I had wondered whether that was the case. You're right, it would seem to be peculiar in a lot of circumstances. Can you see Abraham Lincoln's Solicitor General standing up and arguing the cogency of the Fugitive Slave Act to the Supreme Court, with Roger Taney sitting up there on the bench? It would be very odd.
I believe that the Solicitor General was originally created to ward off any resistance to Presidential appropriated powers of the kind put forward by the Lincoln Administration during the war -- suspension of Habeus Corpus, spending money without Congressional approval, etc., and prevent legal challenges to Reconstruction before the US Supreme Court. Maybe I am being too cynical about that.
The only reason I even bring up former Solicitor General Paul Clement here is that I'd read some rumors elsewhere about his reasoning for leaving the post and it was solely in regards to 'DC v. Heller'. He'd been carrying the government's water for years in several cases across various US Circuit Courts under multiple US Attorney Generals and it appears that all that work looks like it might get boned in the ear by the forthcoming ruling out of SCOTUS. As the unofficial 'Tenth Justice', he and his staff certainly have their ear closer to the rail than anyone else outside of the Supreme Court on which way the wind blows for Heller.

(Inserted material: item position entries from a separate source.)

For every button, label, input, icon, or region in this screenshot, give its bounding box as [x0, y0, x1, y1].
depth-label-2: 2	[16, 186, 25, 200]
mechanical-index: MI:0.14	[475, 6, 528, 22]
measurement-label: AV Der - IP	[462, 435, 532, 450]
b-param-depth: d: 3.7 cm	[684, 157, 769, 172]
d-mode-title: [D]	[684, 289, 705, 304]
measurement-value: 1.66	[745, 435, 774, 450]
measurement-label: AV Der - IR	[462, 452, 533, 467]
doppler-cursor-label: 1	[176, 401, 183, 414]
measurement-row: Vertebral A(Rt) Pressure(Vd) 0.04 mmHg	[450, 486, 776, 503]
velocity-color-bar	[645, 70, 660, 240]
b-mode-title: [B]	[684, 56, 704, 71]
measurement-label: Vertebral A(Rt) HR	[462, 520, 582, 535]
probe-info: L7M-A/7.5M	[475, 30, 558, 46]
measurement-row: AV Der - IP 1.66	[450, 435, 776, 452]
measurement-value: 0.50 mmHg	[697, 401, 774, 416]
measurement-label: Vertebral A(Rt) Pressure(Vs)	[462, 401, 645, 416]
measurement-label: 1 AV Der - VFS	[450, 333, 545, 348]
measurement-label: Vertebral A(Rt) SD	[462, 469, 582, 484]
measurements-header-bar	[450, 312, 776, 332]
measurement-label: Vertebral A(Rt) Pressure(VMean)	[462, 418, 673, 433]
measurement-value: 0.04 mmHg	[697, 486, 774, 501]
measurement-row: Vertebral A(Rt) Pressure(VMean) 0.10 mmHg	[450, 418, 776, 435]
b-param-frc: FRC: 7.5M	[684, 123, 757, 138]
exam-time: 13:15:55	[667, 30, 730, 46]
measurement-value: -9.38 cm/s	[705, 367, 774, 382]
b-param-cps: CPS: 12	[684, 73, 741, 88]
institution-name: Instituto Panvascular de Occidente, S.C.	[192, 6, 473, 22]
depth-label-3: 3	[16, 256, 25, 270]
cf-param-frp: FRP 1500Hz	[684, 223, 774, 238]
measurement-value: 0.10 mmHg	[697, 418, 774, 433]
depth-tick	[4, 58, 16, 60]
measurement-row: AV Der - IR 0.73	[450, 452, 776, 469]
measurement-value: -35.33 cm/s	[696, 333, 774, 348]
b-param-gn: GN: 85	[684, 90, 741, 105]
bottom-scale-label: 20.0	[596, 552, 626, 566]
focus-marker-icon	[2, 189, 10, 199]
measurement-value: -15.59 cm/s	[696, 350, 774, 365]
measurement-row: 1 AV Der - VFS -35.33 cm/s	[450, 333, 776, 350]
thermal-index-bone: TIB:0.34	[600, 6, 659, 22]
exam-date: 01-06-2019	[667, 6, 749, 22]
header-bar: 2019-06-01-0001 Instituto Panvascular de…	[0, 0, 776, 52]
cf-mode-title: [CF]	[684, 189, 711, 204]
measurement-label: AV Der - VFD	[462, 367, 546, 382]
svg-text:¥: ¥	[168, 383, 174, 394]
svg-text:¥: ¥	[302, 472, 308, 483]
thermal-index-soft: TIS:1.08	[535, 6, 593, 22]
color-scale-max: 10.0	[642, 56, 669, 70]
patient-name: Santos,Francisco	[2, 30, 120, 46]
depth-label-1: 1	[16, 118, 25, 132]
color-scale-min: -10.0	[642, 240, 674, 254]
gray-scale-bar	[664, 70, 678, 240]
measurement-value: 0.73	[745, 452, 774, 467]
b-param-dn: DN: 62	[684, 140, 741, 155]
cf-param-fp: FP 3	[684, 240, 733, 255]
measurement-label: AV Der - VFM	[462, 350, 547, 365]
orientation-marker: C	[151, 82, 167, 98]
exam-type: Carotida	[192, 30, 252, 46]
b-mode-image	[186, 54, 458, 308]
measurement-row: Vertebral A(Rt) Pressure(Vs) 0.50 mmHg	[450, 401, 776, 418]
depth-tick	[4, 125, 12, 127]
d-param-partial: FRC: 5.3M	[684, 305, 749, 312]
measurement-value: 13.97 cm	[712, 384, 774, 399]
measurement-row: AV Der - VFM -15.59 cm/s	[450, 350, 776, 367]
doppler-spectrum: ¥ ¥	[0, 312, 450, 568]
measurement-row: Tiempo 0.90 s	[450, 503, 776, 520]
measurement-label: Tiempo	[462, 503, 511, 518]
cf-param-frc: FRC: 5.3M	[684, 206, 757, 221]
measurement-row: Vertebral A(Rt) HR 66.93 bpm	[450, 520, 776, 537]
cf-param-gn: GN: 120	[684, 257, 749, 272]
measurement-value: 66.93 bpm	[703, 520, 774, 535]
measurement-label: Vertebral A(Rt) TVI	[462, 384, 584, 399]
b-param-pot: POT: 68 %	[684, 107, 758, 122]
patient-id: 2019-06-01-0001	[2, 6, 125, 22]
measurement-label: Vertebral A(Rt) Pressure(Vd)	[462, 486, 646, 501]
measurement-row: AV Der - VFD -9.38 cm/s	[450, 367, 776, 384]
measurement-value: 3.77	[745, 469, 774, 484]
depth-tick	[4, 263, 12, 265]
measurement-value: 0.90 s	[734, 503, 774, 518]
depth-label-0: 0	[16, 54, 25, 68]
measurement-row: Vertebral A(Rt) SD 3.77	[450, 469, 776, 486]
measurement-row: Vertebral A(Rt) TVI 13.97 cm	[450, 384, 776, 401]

Clement actually served as US Attorney General for a 24-hour period during the transition between the outgoing Gonzales and in the incoming Mukasey, and that's the best he'll ever get considering that even if McCain wins there would be a significant outcry from RKBA advocates if Clement were to be nominated to the Supreme Court or tapped for US Attorney General. Liberals hate him to pieces for arguing against supposed rights of Guantanamo detainees and for defending Donald Rumsfeld in Hamdi v. Rumsfeld and Rumsfeld v. Padilla.
It simply could be that all his labor got him was to be reviled as an un-Constititional creep and that his career in government was at an end. The US Supreme Court hasn't seen the last of him, though. He'll have a rewarding career arguing before them at various times, I'm sure.
He's now a professor at Georgetown University Law Center.